Deva Partisi Genel Başkanı Ali Babacan Eskişehir’in sorunları hakkında şunları söyledi;
“Bugün bu güzel şehrimizin en önemli sorunlarından birinin imar ve ulaşımla ilgili meseleler olduğunu görüyoruz. Eskişehir’e gerekli yatırımlar yapılmamış durumda. Özellikle çevre yolu başta olmak üzere Eskişehir’i Afyon’a bağlayan yolun yapılmamış olması, hem şehir içi ulaşımı zorlaştırıyor hem de şehirler arası ulaşımda kazaların, hatta maalesef ölümlü kazaların artmasına sebep oluyor. Dolayısıyla Eskişehir’e acilen yol yatırımı yapılması gerekiyor.
ESKİŞEHİR DEPREME HAZIR HALE GETİRİLMELİDİR
Yine bazı mahallelerde imar açısından ciddi problemler olduğunu görüyoruz. Deprem kuşağında yer alan Eskişehir’in, bu anlamda da hazır hale getirilmesi gerekiyor. Allah korusun, olası bir depreme karşı yerinde dönüşüm ya da bölgesel projelerle, depreme dayanıksız binaların hızla dönüştürülmesi, yerine sağlam yapıların inşa edilmesi elzemdir.
İMAR VE YAPILAŞMA NÜFUS İLE ORANTILI DEĞİL
Eskişehir aynı zamanda bir öğrenci kentidir ve dışarıdan göç almaktadır. Ancak şehirdeki imar ve yapılaşma, nüfus artışıyla orantılı bir şekilde ilerlememektedir. Bu durum, konut ve kira fiyatlarının aşırı yükselmesine neden oluyor. Bugün Eskişehir’de yaşayan bir öğrencinin, 3 bin lira burs ya da krediyle geçinmesi mümkün değil. Bu, neredeyse günlük bir bardak çay parasıdır. Düşünün ki devlet, dört yıl boyunca üniversite öğrencisine verdiği burs ya da krediyi, günde bir bardak çayla sınırlı tutuyor.

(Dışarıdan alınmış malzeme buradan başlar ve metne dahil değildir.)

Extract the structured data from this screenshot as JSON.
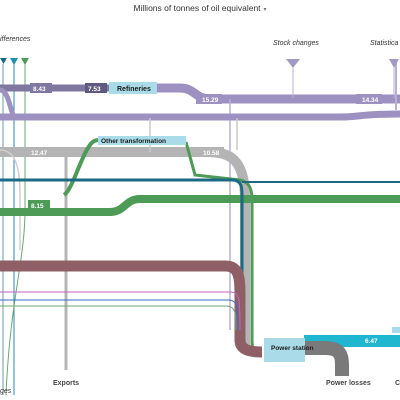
{
  "header": {
    "unit_selector": "Millions of tonnes of oil equivalent",
    "caret_icon": "caret-down-icon"
  },
  "nodes": {
    "differences": "ifferences",
    "stock_changes": "Stock  changes",
    "statistical": "Statistica",
    "refineries": "Refineries",
    "other_transformation": "Other transformation",
    "power_station": "Power station",
    "exports": "Exports",
    "power_losses": "Power losses",
    "bottom_left_partial": "ges",
    "bottom_right_partial": "C"
  },
  "flows": {
    "refinery_in_a": "8.43",
    "refinery_in_b": "7.53",
    "refinery_out": "15.29",
    "refinery_to_right": "14.34",
    "gray_to_other": "12.47",
    "other_out": "10.58",
    "green_flow": "8.15",
    "power_out": "6.47"
  },
  "colors": {
    "purple": "#9c91c0",
    "dark_purple": "#7f779f",
    "gray": "#b4b4b4",
    "green": "#4e9a57",
    "teal": "#11a0a0",
    "dark_teal": "#1b6a84",
    "maroon": "#8f5f66",
    "cyan": "#1fb6cf",
    "node_blue": "#a9dbe8",
    "loss_gray": "#7a7a7a"
  }
}
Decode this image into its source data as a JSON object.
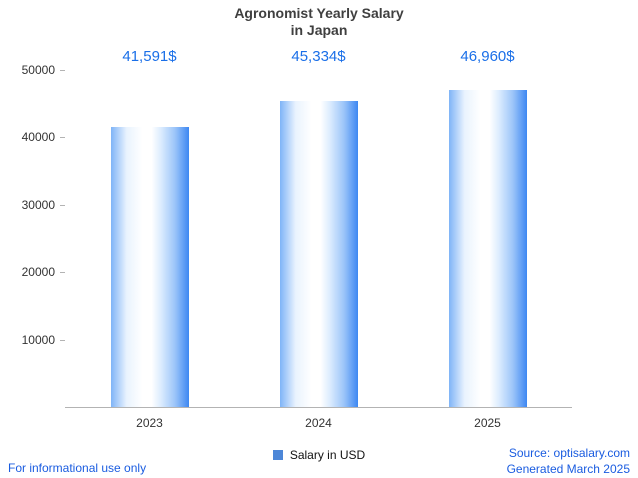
{
  "chart_data": {
    "type": "bar",
    "title": "Agronomist Yearly Salary in Japan",
    "title_lines": [
      "Agronomist Yearly Salary",
      "in Japan"
    ],
    "categories": [
      "2023",
      "2024",
      "2025"
    ],
    "series": [
      {
        "name": "Salary in USD",
        "values": [
          41591,
          45334,
          46960
        ]
      }
    ],
    "value_labels": [
      "41,591$",
      "45,334$",
      "46,960$"
    ],
    "xlabel": "",
    "ylabel": "",
    "ylim": [
      0,
      50000
    ],
    "yticks": [
      10000,
      20000,
      30000,
      40000,
      50000
    ],
    "grid": false,
    "legend_position": "bottom-center"
  },
  "footer": {
    "disclaimer": "For informational use only",
    "source": "Source: optisalary.com",
    "generated": "Generated March 2025"
  },
  "colors": {
    "value_label": "#1a6fe8",
    "link_blue": "#1a5ce0",
    "bar_edge_left": "#7fb4f7",
    "bar_center": "#ffffff",
    "bar_edge_right": "#3d87f2",
    "legend_swatch": "#4d87d8",
    "axis_line": "#b3b3b3"
  }
}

ÖĞRENCİLER TEMEL İHTİYAÇLARINI KARŞILAŞAMIYOR
Oysa burs veya kredi demek, maddi durumu yetersiz öğrencinin, insan onuruna yakışır şekilde eğitimini sürdürebilmesi için gerekli destek demektir. Geçmişte, 2011-2013 yıllarında, öğrenciler bu burs ve kredilerle sadece geçinmekle kalmıyor, birikim de yapabiliyorlardı. Hatta birikimleriyle Avrupa’da trenle bile olsa bir haftalık, on günlük tatil yapabiliyorlardı. Bu ülkede bu günler yaşandı. Ama bugün gelinen noktada, bu destekler öğrencilerin temel ihtiyaçlarını bile karşılamaya yetmiyor. Eskişehir’in önemli çevre sorunları da var. Örneğin Porsuk Çayı bu şehir için kıymetli. Ancak bu çayın suyunun geldiği bölgelerde –başta Kütahya yönü olmak üzere– su kalitesinde ciddi problemler mevcut. Porsuk’un daha temiz bir suya kavuşması gerekiyor. Bunun çözümü ise ancak Türkiye’de gerçekten yetkili ve kapsamlı bir “Çevre, İklim Değişikliği ve Su Yönetimi Bakanlığı” kurulmasıyla mümkündür. Şu anki Çevre ve Şehircilik Bakanlığı’nın bir nevi TOKİ bakanlığına, bir beton bakanlığına dönüşmüş olduğunu görüyoruz. Çevreyi dikkate almayan, tamamen yapılaşmaya odaklanan bir anlayışla bu sorunların çözülmesi mümkün değil. Su yönetimi gibi hayati meseleler bu yapının içine entegre edilmeden çevresel sorunlara çözüm üretilemez.
ESKİŞEHİRSPOR’A DESTEK
Son olarak, Eskişehirspor’u tebrik etmek istiyorum. Bu yıl kendi liginde şampiyon olarak 3. Lig’e yükselme hakkı kazandı. Hepimizin çocukluğundan bildiği sloganla; “Es Es Es, Ki Ki Ki, Eskişehir Eskişehir!” diyoruz. Bu başarı, Eskişehirspor’un yeniden Süper Lig hedefini taşıması açısından önemlidir. Eskişehir bunu hak ediyor. Yeter ki şehir takıma sahip çıksın. Umarız en kısa zamanda o eski güzel günlerine döner."